Силуэт на боковой аллее меня насторожил. Не могу сказать, я сразу узнала идущую, или она смутно показалась знакомой. Просто натянулась какая-то струна вдоль позвоночника, а в мозгу зазвенел колокольчик. Очень настойчиво зазвенел. В этом мире почему-то многое происходит на уровне шестого чувства, раньше со мной такого не было.

Я вскочила.

– Ты чего? – спросил Юрка. Я отобрала у него свою ладонь.

– Сейчас! – и я помчалась в боковую аллею.

Я слышала, как он звал меня, почувствовала укол летучки.

– Ссс! – я с досадой хлопнула себя по плечу, словно пытаясь убить комара, но скорость не сбавила.

Она шла, кажется, не торопясь, но я никак не могла её догнать.

Парк закончился, началось поле, которое постепенно сменилось каменистой пустыней.

– Мама! – не выдержав, заорала я на весь параллельный мир.

Она остановилась и обернулась, светясь ярче Солнца, которого здесь как раз не было.

22

Сегодня надо выходить на работу, но сил не было.
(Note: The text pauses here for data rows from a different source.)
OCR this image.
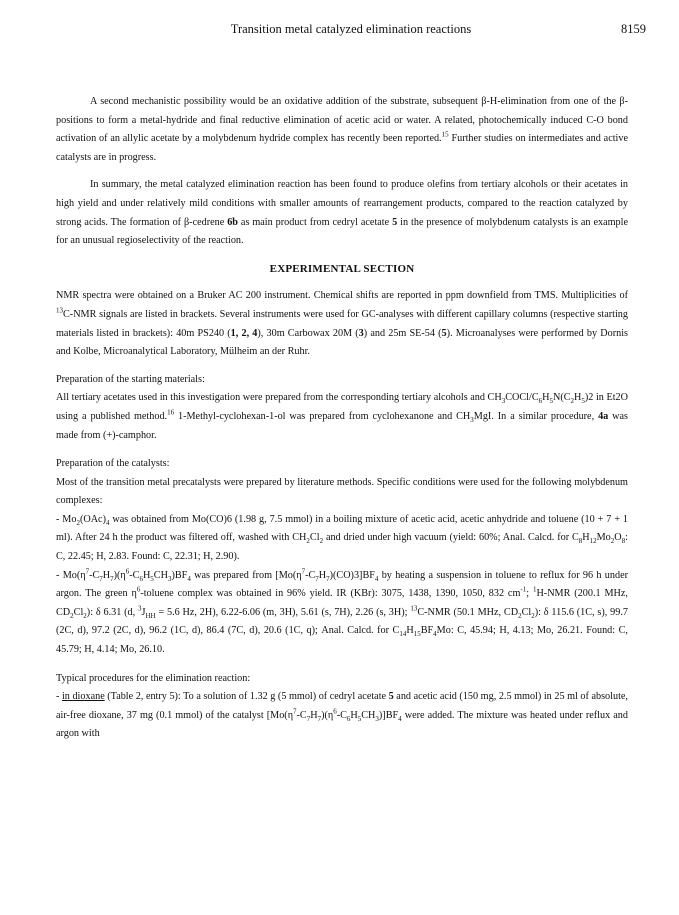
Transition metal catalyzed elimination reactions	8159

A second mechanistic possibility would be an oxidative addition of the substrate, subsequent β-H-elimination from one of the β-positions to form a metal-hydride and final reductive elimination of acetic acid or water. A related, photochemically induced C-O bond activation of an allylic acetate by a molybdenum hydride complex has recently been reported.$^{15}$ Further studies on intermediates and active catalysts are in progress.

In summary, the metal catalyzed elimination reaction has been found to produce olefins from tertiary alcohols or their acetates in high yield and under relatively mild conditions with smaller amounts of rearrangement products, compared to the reaction catalyzed by strong acids. The formation of β-cedrene 6b as main product from cedryl acetate 5 in the presence of molybdenum catalysts is an example for an unusual regioselectivity of the reaction.

EXPERIMENTAL SECTION

NMR spectra were obtained on a Bruker AC 200 instrument. Chemical shifts are reported in ppm downfield from TMS. Multiplicities of $^{13}$C-NMR signals are listed in brackets. Several instruments were used for GC-analyses with different capillary columns (respective starting materials listed in brackets): 40m PS240 (1, 2, 4), 30m Carbowax 20M (3) and 25m SE-54 (5). Microanalyses were performed by Dornis and Kolbe, Microanalytical Laboratory, Mülheim an der Ruhr.

Preparation of the starting materials:

All tertiary acetates used in this investigation were prepared from the corresponding tertiary alcohols and $CH_3COCl/C_6H_5N(C_2H_5)2$ in Et2O using a published method.$^{16}$ 1-Methyl-cyclohexan-1-ol was prepared from cyclohexanone and $CH_3MgI$. In a similar procedure, 4a was made from (+)-camphor.

Preparation of the catalysts:

Most of the transition metal precatalysts were prepared by literature methods. Specific conditions were used for the following molybdenum complexes:

- $Mo_2(OAc)_4$ was obtained from Mo(CO)6 (1.98 g, 7.5 mmol) in a boiling mixture of acetic acid, acetic anhydride and toluene (10 + 7 + 1 ml). After 24 h the product was filtered off, washed with $CH_2Cl_2$ and dried under high vacuum (yield: 60%; Anal. Calcd. for $C_8H_{12}Mo_2O_8$: C, 22.45; H, 2.83. Found: C, 22.31; H, 2.90).

- $Mo(\eta^7-C_7H_7)(\eta^6-C_6H_5CH_3)BF_4$ was prepared from $[Mo(\eta^7-C_7H_7)(CO)3]BF_4$ by heating a suspension in toluene to reflux for 96 h under argon. The green $\eta^6$-toluene complex was obtained in 96% yield. IR (KBr): 3075, 1438, 1390, 1050, 832 $cm^{-1}$; $^1$H-NMR (200.1 MHz, $CD_2Cl_2$): δ 6.31 (d, $^3J_{HH} = 5.6$ Hz, 2H), 6.22-6.06 (m, 3H), 5.61 (s, 7H), 2.26 (s, 3H); $^{13}$C-NMR (50.1 MHz, $CD_2Cl_2$): δ 115.6 (1C, s), 99.7 (2C, d), 97.2 (2C, d), 96.2 (1C, d), 86.4 (7C, d), 20.6 (1C, q); Anal. Calcd. for $C_{14}H_{15}BF_4Mo$: C, 45.94; H, 4.13; Mo, 26.21. Found: C, 45.79; H, 4.14; Mo, 26.10.

Typical procedures for the elimination reaction:

- in dioxane (Table 2, entry 5): To a solution of 1.32 g (5 mmol) of cedryl acetate 5 and acetic acid (150 mg, 2.5 mmol) in 25 ml of absolute, air-free dioxane, 37 mg (0.1 mmol) of the catalyst $[Mo(\eta^7-C_7H_7)(\eta^6-C_6H_5CH_3)]BF_4$ were added. The mixture was heated under reflux and argon with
Ханна честно встала, медленно пробралась мимо раскладушки с Сашкой к чайнику, щёлкнула кнопкой. Сашку Ханна будить не стала, впрочем, она была уверена, что он и не спит.

Чай в горло полез, целых полчашки. На этом Ханна завтрак закончила, механически накрасила глаза, оделась в первую попавшуюся юбку – всё равно под стойкой ресепшена не видно – и одну из салатовых блузок. Блузки у администраторов форменные, и это хорошо, хотя бы над одеждой думать не надо.

В автобусе удалось сесть, и Ханна прилипла к окну. Сегодня шёл снег, мела вьюга, было ещё противнее, чем обычно. Ханна вспомнила про вождение. Надо будет позвонить инструктору и сказать, что она готова продолжать.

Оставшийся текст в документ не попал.